A state appeals court ruled Thursday that New Jersey may not award state grants intended for building renovations to two religious colleges.

The proposal was initially challenged in 2013, when the American Civil Liberties Union (ACLU) filed a lawsuit against Gov. Chris Christie’s administration on the grounds that it was unconstitutionally promoting particular religious doctrines, and thus violating the state’s Establishment Clause, by awarding grants to an Orthodox Jewish yeshiva and a Presbyterian seminary.

Christie’s administration countered that the funds would only help pay for construction and renovations as part of a $1.3 billion funding package affecting 44 other New Jersey campuses, and would not directly subsidize religious teaching or worship at either institution.

But on Thursday, the court ruled in favor of the ACLU’s case, which officially overturns both a $10.6 million grant to Beth Medrash Govoha for a new library and academic center, as well as a $645,323 grant to Princeton Presbyterian Seminary for technology upgrades.

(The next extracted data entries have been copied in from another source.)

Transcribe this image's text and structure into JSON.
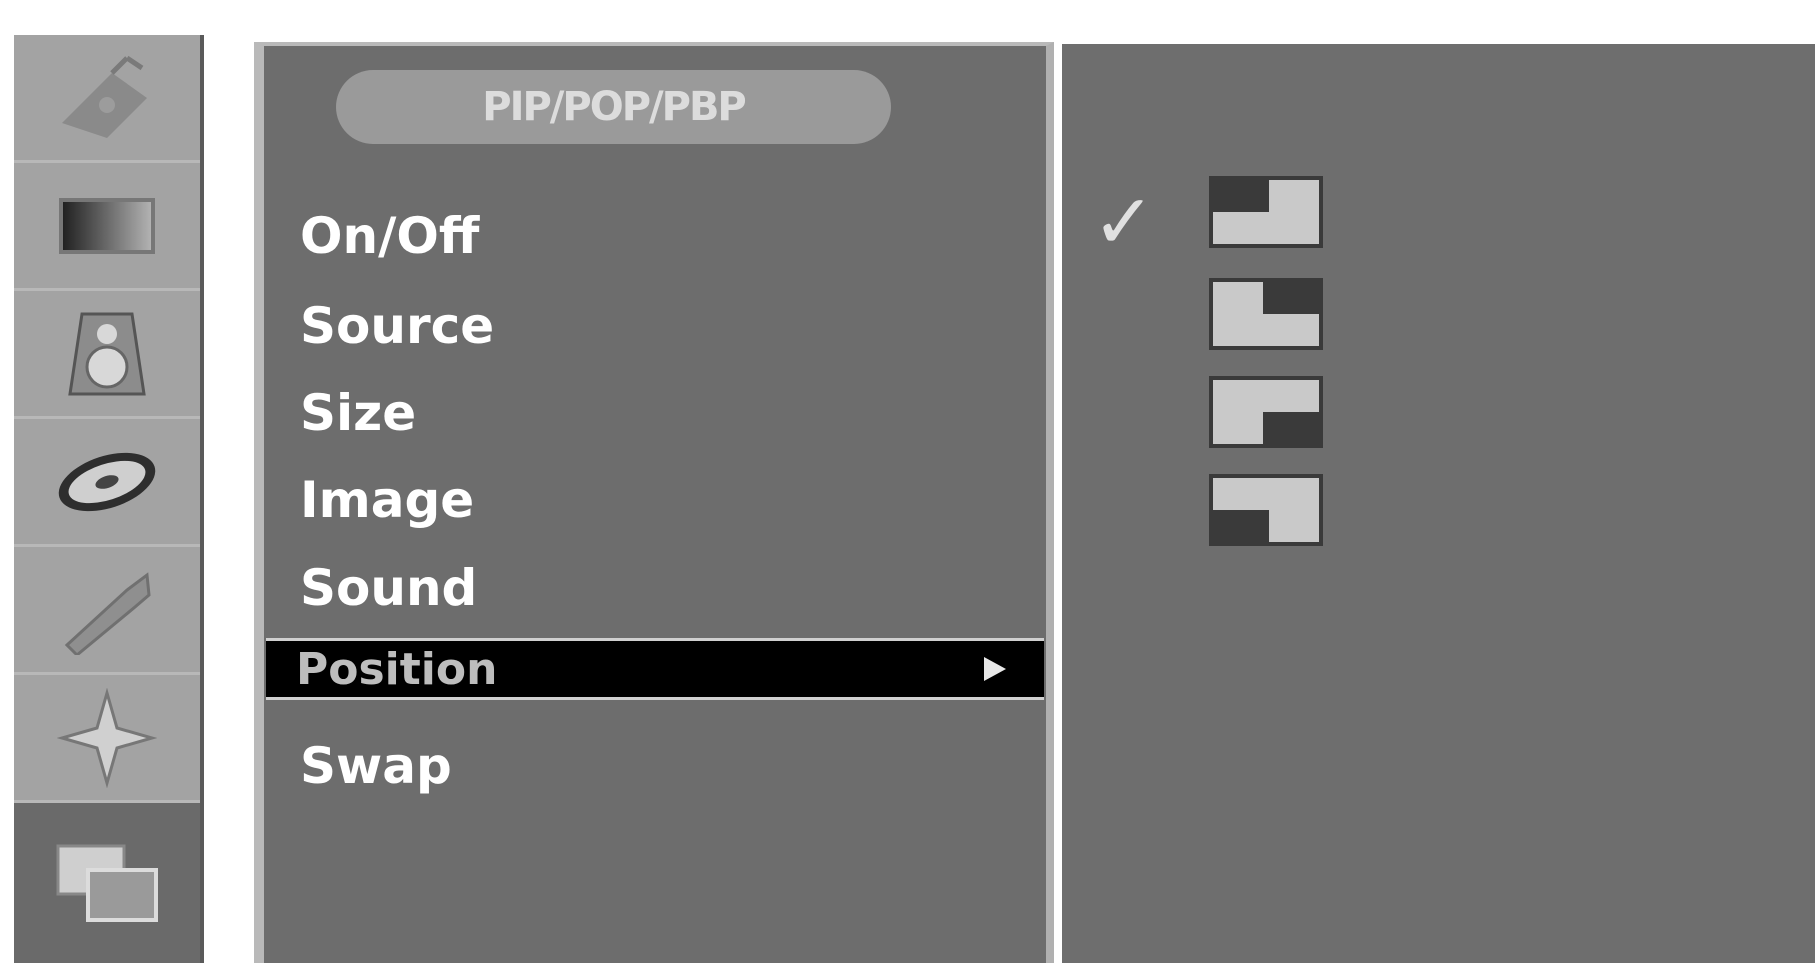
{
  "sidebar": {
    "items": [
      {
        "icon": "satellite-dish-icon"
      },
      {
        "icon": "picture-icon"
      },
      {
        "icon": "speaker-icon"
      },
      {
        "icon": "disc-time-icon"
      },
      {
        "icon": "wrench-option-icon"
      },
      {
        "icon": "screen-adjust-icon"
      },
      {
        "icon": "pip-icon",
        "selected": true
      }
    ]
  },
  "menu": {
    "title": "PIP/POP/PBP",
    "items": [
      {
        "label": "On/Off"
      },
      {
        "label": "Source"
      },
      {
        "label": "Size"
      },
      {
        "label": "Image"
      },
      {
        "label": "Sound"
      },
      {
        "label": "Position",
        "highlighted": true
      },
      {
        "label": "Swap"
      }
    ]
  },
  "options": {
    "checked_index": 0,
    "check_glyph": "✓",
    "positions": [
      {
        "icon": "position-top-left-icon"
      },
      {
        "icon": "position-top-right-icon"
      },
      {
        "icon": "position-bottom-right-icon"
      },
      {
        "icon": "position-bottom-left-icon"
      }
    ]
  },
  "colors": {
    "panel": "#6d6d6d",
    "highlight": "#000000",
    "sidebar": "#a3a3a3"
  }
}
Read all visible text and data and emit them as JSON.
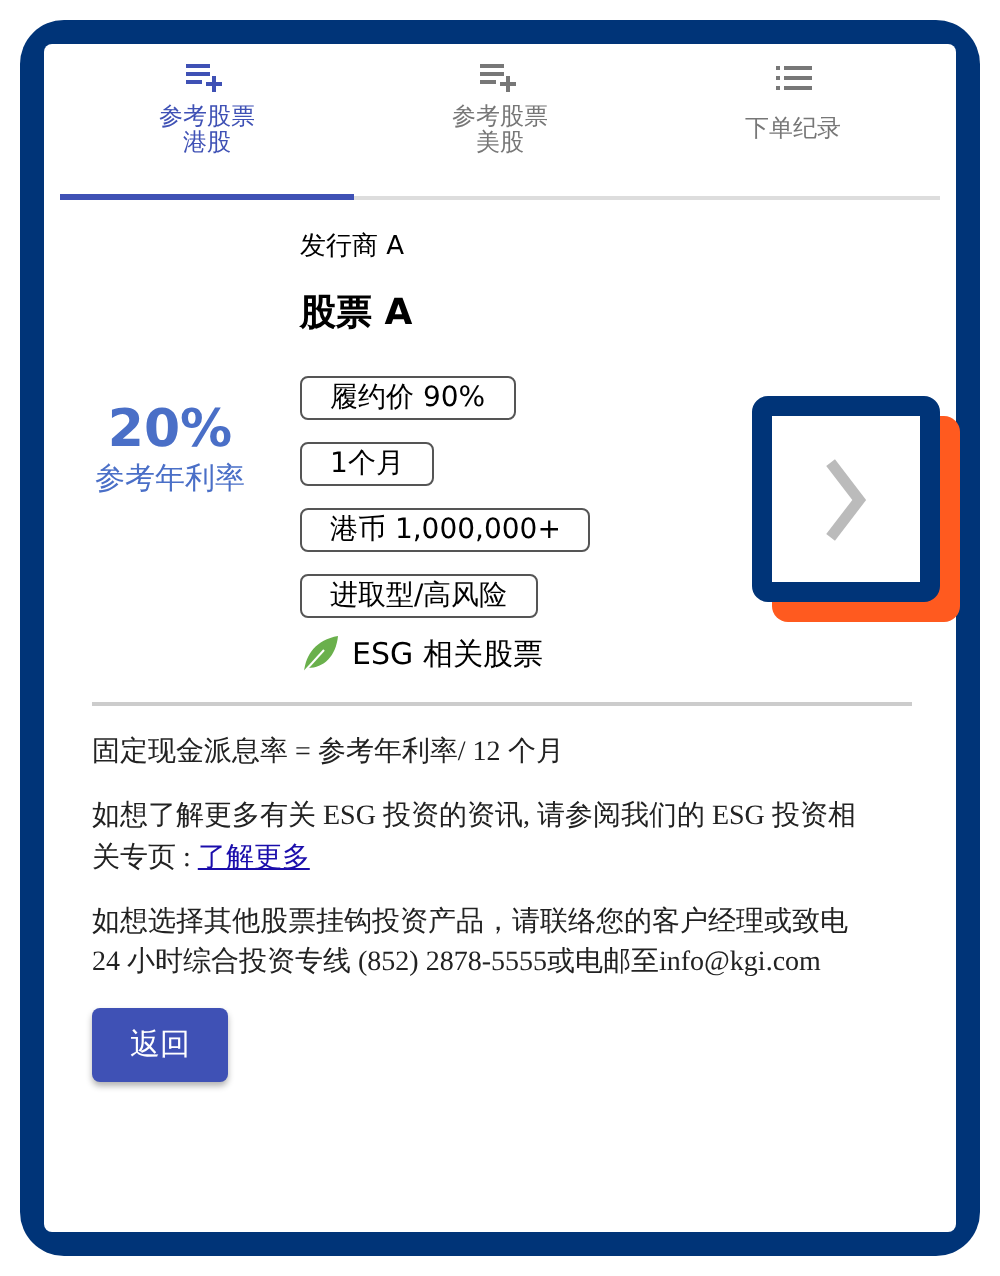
{
  "tabs": [
    {
      "label": "参考股票港股",
      "selected": true
    },
    {
      "label": "参考股票美股",
      "selected": false
    },
    {
      "label": "下单纪录",
      "selected": false
    }
  ],
  "product": {
    "issuer": "发行商 A",
    "name": "股票 A",
    "rate": "20%",
    "rate_label": "参考年利率",
    "tags": [
      "履约价 90%",
      "1个月",
      "港币 1,000,000+",
      "进取型/高风险"
    ],
    "esg_label": "ESG 相关股票"
  },
  "formula": "固定现金派息率 = 参考年利率/ 12 个月",
  "esg_note": {
    "text": "如想了解更多有关 ESG 投资的资讯, 请参阅我们的 ESG 投资相关专页 : ",
    "link": "了解更多"
  },
  "contact": "如想选择其他股票挂钩投资产品，请联络您的客户经理或致电 24 小时综合投资专线 (852) 2878-5555或电邮至info@kgi.com",
  "back_button": "返回"
}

“This is a victory for civil rights and a victory for New Jersey taxpayers, who should never have to subsidize institutions that discriminate or that exist to teach their particular religious doctrine,” Ed Barocas, legal director for the ACLU, told NJ.com.

Barocas explained that while “everyone has a fundamental constitutional right to worship freely,” taxpayers have an equal right to know that “their money will never be responsible for propping up particular sects’ religious ministries.”

The three-judge court ultimately agreed when it ruled that the state funds would inevitably be used for religious instruction.

“Here, unlike other broad-based liberal arts colleges that received grants, both the yeshiva and the seminary are sectarian institutions,” the court wrote in its decision. “Their facilities funded by the department’s grants indisputably will be used subsequently, if not exclusively, for religious instruction.”

In its unanimous decision, the court explains that it conducted a thorough review of both schools’ curriculums and found that neither one has a “broader non-sectarian scope.”

Assemblywoman Sheila Oliver, who was speaker of the Assembly when the bill was passed, had a different take on the matter, telling The Record that she felt “there was something inherently wrong in providing direct public aid to an institution that historically has not admitted women, that has not admitted other cultural or ethnic groups,” but mentioning nothing about the state’s Establishment Clause.